SUBSTANCE: gas multi-jet burner has chamber for air supply, flame tube, and chamber for gas supply interposed between them. The face of the gas supply chamber faced the flame tube is provided with the central opening, which tightly receives the cylindrical pin made of a sleeve. The side of the sleeve has a row of radial holes. The igniting burner is mounted outside of the sleeve. The mixing pipes are tightly mounted in the faces of the gas supply chamber. The sides of the mixing pipes are provided with holes, which communicate the chamber for air supply with the space of the flame tube. The holes are arranged at least in one row around the central longitudinal axis of the burner.

EFFECT: enhanced stability and reliability of operation.

Description

The invention relates to power engineering, in particular to burners operating on natural gas with forced air supply, intended primarily for use in the furnaces of hot water boilers.

A burner device is known (see SU 1768871 A, class F 23 D 14/00, publ. 1992), containing mixing pipes, each of which is installed in the housing with the formation of a cavity connected to the fuel line, air supply pipes tangentially attached at one end to mixing pipe, and the other to the body. One of the mixing pipes is equipped with an ignition device fixed in the housing. Rows of holes are made in the walls of the bases of each air nozzle.

Due to the preliminary mixing of fuel and air in the nozzles, the combustion temperature of the gas-air mixture approaches the average, which allows to reduce the content of nitrogen oxides in the combustion products.

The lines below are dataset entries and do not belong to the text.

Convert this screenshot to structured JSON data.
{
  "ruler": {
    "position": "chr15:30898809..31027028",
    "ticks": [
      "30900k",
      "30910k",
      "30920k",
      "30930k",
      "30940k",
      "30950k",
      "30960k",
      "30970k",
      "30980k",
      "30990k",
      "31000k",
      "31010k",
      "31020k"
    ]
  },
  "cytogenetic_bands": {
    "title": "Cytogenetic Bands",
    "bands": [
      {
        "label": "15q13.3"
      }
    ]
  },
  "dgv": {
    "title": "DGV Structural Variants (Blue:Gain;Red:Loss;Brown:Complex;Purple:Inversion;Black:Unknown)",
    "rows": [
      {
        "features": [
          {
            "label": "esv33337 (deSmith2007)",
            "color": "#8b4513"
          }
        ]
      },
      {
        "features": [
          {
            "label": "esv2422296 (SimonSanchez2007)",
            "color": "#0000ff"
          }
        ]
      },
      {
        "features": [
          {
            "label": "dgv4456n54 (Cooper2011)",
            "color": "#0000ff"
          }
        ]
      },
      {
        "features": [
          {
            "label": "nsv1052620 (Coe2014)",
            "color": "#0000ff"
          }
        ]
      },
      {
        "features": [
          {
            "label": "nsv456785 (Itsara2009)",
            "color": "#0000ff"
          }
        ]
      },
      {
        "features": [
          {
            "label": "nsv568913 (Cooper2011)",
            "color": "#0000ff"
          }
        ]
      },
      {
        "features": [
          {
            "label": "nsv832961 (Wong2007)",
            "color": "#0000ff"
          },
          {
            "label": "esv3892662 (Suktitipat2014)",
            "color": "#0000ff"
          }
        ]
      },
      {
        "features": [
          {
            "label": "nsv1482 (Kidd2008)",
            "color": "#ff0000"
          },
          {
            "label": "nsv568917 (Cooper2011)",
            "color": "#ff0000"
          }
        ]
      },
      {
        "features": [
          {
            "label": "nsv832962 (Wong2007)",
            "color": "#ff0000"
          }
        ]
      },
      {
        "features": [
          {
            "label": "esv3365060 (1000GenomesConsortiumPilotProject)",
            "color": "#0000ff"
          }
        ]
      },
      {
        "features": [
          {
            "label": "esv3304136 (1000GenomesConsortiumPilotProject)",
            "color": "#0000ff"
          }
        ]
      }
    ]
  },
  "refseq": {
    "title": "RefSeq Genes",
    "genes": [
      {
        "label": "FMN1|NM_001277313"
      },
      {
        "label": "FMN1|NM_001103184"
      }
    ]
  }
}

The disadvantages of the known burner device include the complexity of the design, as well as the difficulty of providing a smooth ignition, since the gas-air mixture enters simultaneously into all the mixing pipes, and only one of them is equipped with an ignition device. Excess gas-air mixture entering the outlet section of the burner from mixing pipes that are not equipped with an ignition device during ignition can lead to “popping” and unstable operation of the burner in its initial stage.

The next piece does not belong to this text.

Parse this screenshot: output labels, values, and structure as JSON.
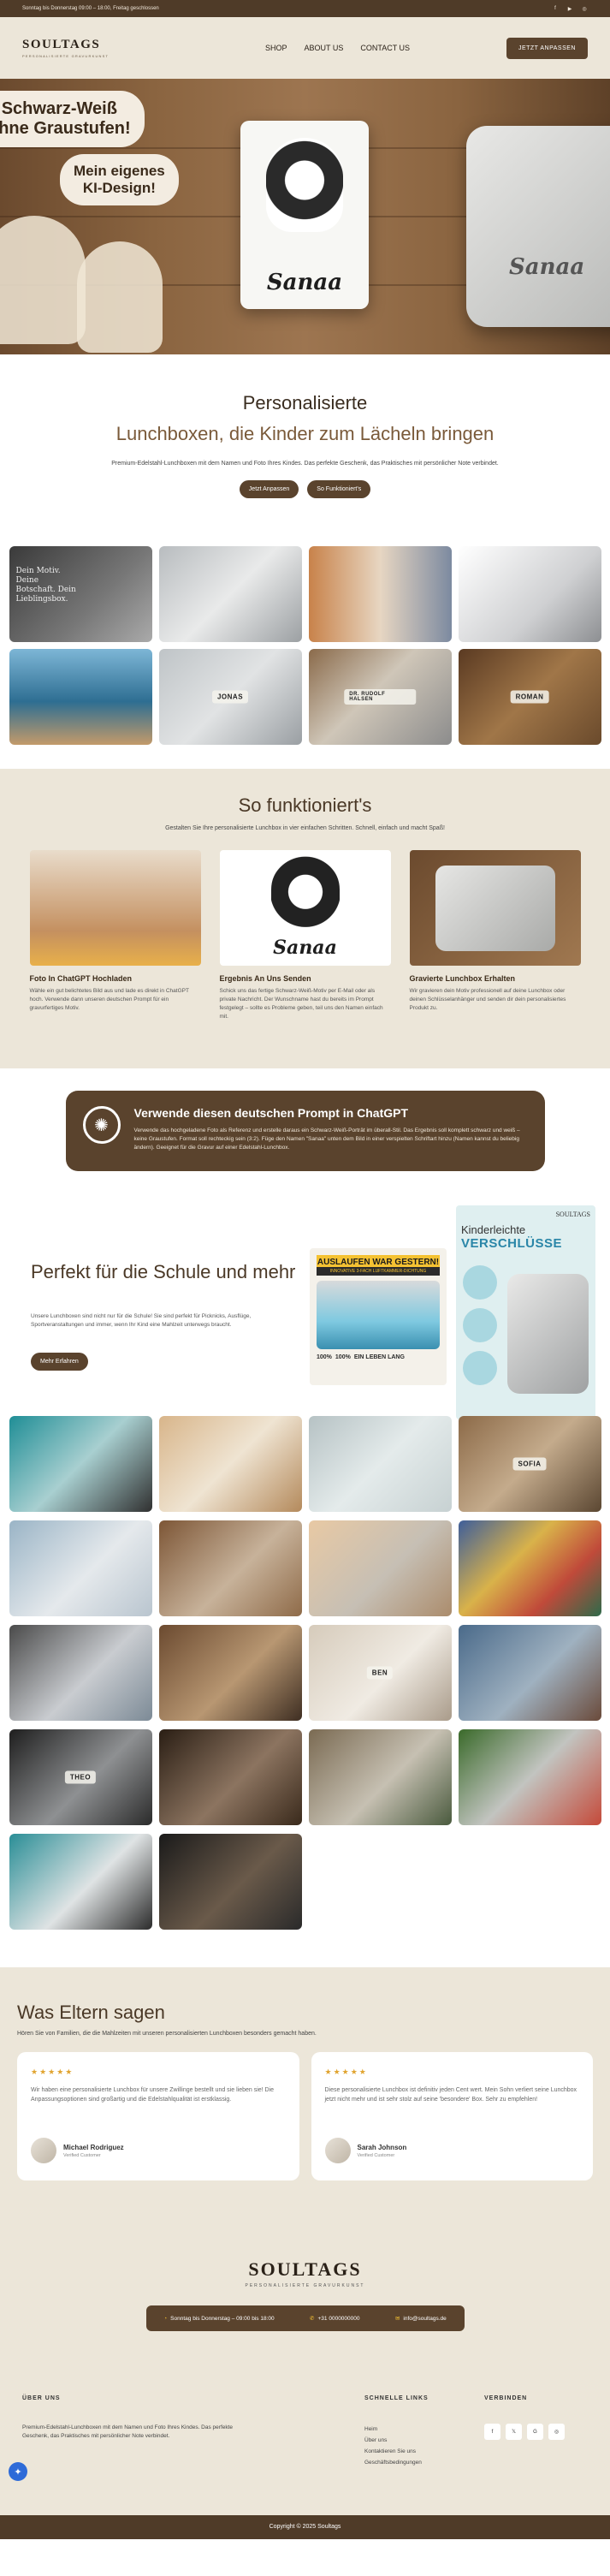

The closest to the claimed burner in terms of essential features is a gas multi-torch burner (see prospectus of the company “WALTER DRE IZLER GMBH, Germany, 1998).

The disadvantages of the known burner include the unreliability of operation during ignition.

The technical result of the invention is to ensure smooth ignition of the burner, increasing the stability and reliability of its operation.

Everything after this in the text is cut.